The aim is to make spending ministers pay for the unexpected benefits of low inflation in the coming financial year, which is likely to hand them greater-than-expected spending increases in real terms. If implemented, the decision could produce a much tighter fiscal stance in 1994-95 than expected, as the Chancellor has already announced pounds 6.7bn of tax increases.

Mr Lamont, who has begun planning for the unified Budget in November, has already focused on the greater-than-expected real increase in public spending in the financial year starting next month.

The Budget changed the inflation assumptions affecting the spending ceiling from that set in last year's Autumn Statement to show inflation would be lower than expected in the coming financial year but higher than predicted in 1994-95.

Spending in 1993-94 is thus set to rise by a real 2.8 per cent rather than the originally envisaged 2.3 per cent. In 1994-95, real spending is projected to contract by 0.2per cent instead of rising by 0.7per cent as originally envisaged.

The Chancellor's decision to try to claw back some of the higher-than-expected spending in the coming financial year is seen as a tall, but not impossible, order.

In pressing for further action, Mr Lamont may decide to use the long-term, root-and- branch review of public spending now underway by Michael Portillo, Chief Secretary to the Treasury. Treasury officials say the initial conclusions of this review will be ready for the November Budget.

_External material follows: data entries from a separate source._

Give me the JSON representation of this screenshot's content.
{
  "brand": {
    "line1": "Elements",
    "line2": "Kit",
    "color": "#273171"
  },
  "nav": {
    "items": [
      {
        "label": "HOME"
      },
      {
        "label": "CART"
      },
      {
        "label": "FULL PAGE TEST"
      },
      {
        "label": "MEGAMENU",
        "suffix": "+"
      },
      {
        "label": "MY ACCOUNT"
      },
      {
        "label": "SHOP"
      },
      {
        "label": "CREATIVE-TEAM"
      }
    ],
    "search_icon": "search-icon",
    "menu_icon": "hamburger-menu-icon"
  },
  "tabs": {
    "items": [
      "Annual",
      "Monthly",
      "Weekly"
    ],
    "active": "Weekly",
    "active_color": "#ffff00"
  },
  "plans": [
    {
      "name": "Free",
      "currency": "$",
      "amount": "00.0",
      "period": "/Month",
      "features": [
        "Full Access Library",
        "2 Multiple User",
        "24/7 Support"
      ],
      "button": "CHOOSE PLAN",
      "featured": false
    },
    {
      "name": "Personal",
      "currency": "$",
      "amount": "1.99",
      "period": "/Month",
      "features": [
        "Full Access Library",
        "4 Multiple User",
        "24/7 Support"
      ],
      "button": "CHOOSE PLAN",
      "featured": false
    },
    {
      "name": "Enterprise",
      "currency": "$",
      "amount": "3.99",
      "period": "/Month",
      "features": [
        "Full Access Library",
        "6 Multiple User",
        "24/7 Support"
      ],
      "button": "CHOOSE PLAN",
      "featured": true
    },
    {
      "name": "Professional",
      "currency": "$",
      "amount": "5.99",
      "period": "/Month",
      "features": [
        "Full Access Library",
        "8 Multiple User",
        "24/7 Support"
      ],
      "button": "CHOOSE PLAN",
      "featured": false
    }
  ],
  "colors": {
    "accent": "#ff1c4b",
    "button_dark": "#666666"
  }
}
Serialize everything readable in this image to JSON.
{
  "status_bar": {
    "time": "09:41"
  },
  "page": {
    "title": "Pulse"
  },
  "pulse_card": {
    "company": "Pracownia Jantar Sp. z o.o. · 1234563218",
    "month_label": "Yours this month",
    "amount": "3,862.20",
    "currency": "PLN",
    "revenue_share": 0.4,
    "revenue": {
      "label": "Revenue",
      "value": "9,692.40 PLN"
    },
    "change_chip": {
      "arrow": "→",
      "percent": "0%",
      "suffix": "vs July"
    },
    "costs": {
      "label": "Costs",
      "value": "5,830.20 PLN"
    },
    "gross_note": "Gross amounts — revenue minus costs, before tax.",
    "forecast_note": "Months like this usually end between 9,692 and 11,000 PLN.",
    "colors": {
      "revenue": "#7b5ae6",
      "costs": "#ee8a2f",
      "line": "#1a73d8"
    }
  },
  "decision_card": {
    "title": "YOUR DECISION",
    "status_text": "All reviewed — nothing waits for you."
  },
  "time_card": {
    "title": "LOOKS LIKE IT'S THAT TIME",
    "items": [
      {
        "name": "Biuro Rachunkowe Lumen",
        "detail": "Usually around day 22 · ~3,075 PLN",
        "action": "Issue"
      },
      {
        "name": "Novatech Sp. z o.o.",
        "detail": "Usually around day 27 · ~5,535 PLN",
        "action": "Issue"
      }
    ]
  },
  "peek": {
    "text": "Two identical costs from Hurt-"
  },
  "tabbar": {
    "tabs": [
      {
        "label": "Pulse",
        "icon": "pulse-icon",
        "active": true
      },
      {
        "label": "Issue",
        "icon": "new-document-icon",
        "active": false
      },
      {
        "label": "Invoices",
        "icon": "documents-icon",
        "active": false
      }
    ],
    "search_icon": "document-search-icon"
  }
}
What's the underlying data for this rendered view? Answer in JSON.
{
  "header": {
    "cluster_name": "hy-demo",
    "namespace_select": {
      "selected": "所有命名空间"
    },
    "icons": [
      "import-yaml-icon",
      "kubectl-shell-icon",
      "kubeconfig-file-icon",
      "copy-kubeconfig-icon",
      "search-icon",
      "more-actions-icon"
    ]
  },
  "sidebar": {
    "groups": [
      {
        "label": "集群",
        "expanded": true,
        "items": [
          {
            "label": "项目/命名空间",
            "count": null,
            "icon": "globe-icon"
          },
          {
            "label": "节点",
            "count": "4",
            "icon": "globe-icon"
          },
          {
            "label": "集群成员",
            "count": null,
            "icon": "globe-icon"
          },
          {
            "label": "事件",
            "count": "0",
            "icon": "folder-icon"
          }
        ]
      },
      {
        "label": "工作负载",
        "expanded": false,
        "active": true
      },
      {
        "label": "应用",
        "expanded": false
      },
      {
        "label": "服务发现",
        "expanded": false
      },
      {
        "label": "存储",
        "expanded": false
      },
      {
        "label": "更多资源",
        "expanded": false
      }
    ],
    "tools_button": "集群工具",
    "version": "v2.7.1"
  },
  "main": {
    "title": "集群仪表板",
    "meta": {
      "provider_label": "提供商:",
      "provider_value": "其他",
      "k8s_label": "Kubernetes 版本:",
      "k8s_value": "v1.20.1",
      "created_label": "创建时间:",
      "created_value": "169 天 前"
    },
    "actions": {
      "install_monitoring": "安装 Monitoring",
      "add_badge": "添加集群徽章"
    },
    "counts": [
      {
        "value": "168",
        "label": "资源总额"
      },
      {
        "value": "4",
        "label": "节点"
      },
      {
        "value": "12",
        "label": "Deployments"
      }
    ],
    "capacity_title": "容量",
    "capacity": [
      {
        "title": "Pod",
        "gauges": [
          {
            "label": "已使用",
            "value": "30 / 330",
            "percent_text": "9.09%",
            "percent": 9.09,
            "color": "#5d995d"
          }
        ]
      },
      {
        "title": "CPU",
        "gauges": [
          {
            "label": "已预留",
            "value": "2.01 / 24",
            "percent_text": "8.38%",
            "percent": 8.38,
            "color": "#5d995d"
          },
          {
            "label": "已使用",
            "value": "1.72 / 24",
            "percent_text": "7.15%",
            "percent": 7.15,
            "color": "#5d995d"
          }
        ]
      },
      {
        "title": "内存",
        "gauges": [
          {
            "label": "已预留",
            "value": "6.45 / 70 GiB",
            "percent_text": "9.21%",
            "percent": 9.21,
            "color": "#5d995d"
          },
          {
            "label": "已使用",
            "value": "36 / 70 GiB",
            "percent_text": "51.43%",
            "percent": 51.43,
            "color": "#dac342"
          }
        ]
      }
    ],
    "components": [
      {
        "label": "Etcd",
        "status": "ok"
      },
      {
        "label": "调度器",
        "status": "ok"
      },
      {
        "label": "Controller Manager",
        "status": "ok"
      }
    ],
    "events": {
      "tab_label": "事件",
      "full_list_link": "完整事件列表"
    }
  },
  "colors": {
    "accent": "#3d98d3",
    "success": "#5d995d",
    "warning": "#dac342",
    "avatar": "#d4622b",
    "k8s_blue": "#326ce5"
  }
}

The Treasury last July introduced a 'top down' approach to public spending, in which 'new control totals' were established as firm ceilings for expenditure, excluding debt interest and spending relatedto the recession, such as unemployment benefit.

Soon after the 16 March Budget, Mr Portillo went out of his way to emphasise that ministers should not necessarily assume that total spending would reach these ceilings.